The U.S. Cybersecurity and Infrastructure Security Agency (CISA) recently added four security vulnerabilities to its Known Exploited Vulnerabilities (KEV) catalog, citing evidence of active exploitation in the wild.
Here are the vulnerabilities that were added:
- CVE-2025-68645 (CVSS score: 8.8) – A PHP remote file inclusion vulnerability in Synacor Zimbra Collaboration Suite.

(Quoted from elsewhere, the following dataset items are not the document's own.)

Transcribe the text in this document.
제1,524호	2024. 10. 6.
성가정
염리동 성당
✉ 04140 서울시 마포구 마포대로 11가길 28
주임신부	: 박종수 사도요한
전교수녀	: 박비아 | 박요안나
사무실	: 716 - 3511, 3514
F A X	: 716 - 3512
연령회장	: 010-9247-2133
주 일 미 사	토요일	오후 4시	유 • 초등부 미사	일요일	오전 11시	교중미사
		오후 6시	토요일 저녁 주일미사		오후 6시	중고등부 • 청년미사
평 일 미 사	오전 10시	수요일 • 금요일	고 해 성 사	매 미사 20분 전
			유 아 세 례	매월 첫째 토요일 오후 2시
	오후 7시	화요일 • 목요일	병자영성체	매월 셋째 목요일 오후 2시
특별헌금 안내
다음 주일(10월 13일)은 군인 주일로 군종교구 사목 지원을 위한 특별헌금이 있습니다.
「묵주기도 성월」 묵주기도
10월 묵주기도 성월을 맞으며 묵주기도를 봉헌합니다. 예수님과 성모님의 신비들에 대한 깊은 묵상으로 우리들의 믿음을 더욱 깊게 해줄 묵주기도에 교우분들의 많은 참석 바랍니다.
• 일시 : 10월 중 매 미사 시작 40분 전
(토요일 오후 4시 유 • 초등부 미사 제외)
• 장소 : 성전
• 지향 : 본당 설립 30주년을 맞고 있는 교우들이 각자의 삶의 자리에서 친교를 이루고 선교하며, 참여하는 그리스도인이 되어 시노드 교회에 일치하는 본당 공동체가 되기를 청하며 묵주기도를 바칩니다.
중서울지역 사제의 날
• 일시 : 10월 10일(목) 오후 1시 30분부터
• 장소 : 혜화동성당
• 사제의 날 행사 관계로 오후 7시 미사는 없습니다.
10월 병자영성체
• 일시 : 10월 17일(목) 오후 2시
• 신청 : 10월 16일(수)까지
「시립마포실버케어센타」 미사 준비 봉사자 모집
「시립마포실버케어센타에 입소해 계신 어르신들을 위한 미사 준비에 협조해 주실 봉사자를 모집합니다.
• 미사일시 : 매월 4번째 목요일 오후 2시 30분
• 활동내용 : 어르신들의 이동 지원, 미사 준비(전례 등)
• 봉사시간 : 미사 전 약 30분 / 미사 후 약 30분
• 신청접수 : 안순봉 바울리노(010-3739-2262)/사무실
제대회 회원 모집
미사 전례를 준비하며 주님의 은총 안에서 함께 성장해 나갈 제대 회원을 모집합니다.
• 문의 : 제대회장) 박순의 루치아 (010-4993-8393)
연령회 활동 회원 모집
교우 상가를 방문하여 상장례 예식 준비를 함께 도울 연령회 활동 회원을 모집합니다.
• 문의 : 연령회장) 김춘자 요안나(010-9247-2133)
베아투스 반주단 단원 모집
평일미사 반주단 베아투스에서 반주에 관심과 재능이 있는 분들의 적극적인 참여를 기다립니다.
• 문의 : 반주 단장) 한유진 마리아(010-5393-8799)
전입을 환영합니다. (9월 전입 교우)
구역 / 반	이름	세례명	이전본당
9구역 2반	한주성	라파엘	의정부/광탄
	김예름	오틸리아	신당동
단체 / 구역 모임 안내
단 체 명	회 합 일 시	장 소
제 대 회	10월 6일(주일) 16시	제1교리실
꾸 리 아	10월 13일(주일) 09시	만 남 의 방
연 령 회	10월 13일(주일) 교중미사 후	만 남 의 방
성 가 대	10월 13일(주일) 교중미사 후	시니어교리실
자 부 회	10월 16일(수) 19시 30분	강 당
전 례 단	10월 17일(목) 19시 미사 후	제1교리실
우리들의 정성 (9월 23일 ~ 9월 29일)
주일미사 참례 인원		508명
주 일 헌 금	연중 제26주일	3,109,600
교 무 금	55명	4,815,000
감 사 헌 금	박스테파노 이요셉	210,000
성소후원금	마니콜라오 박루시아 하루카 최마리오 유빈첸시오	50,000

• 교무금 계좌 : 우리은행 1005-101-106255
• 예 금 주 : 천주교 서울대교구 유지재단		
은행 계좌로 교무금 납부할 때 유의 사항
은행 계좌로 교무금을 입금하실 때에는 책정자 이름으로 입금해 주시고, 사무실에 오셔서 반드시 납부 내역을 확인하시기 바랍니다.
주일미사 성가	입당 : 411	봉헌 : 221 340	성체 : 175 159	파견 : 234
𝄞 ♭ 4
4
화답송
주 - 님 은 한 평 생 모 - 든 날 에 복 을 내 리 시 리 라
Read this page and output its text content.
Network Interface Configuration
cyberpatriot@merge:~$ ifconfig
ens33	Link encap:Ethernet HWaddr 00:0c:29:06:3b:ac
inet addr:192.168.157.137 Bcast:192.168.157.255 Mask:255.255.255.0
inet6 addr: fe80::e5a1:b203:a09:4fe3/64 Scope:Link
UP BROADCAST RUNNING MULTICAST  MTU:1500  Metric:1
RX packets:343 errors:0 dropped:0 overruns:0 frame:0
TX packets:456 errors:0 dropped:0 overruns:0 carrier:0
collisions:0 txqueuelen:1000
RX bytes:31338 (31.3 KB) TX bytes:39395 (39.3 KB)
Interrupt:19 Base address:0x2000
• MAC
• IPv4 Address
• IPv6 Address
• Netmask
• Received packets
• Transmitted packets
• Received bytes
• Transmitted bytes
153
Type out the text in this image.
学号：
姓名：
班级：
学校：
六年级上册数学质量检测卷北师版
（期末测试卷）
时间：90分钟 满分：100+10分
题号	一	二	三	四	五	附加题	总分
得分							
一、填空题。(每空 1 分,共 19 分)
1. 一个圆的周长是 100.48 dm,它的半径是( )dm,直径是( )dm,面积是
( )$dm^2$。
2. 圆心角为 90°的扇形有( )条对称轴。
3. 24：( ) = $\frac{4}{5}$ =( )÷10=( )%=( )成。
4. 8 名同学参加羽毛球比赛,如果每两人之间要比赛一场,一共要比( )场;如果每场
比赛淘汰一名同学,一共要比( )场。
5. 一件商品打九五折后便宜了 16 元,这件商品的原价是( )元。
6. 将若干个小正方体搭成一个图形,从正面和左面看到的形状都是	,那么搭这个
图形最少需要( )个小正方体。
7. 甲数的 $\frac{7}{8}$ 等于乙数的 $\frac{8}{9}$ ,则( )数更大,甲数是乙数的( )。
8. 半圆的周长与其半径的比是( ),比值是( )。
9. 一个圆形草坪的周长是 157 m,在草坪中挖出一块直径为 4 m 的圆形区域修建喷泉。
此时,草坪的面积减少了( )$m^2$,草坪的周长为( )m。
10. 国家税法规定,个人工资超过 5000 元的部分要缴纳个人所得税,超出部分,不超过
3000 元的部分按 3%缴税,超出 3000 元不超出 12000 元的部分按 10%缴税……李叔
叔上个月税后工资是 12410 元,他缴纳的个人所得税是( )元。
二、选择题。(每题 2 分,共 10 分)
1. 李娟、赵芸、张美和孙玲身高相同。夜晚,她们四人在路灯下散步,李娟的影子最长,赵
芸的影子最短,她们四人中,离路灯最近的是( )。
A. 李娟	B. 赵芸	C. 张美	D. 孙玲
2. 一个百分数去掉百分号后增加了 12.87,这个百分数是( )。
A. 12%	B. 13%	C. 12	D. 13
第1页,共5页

- CVE-2025-34026 (CVSS score: 9.2) – An authentication bypass in the Versa Concerto SD-WAN orchestration platform.
- CVE-2025-31125 (CVSS score: 5.3) – An improper access control vulnerability in Vite Vitejs.
- CVE-2025-54313 (CVSS score: 7.5) – An embedded malicious code vulnerability in eslint-config-prettier.
A noteworthy mention is CVE-2025-54313, which was part of a supply chain attack targeting eslint-config-prettier and other npm packages.
According to CrowdSec, exploitation efforts for CVE-2025-68645 have been ongoing since January 14, 2026, with no details available on the exploitation of the other vulnerabilities.
Organizations are urged to apply necessary fixes by February 12, 2026, to secure their networks against these active threats.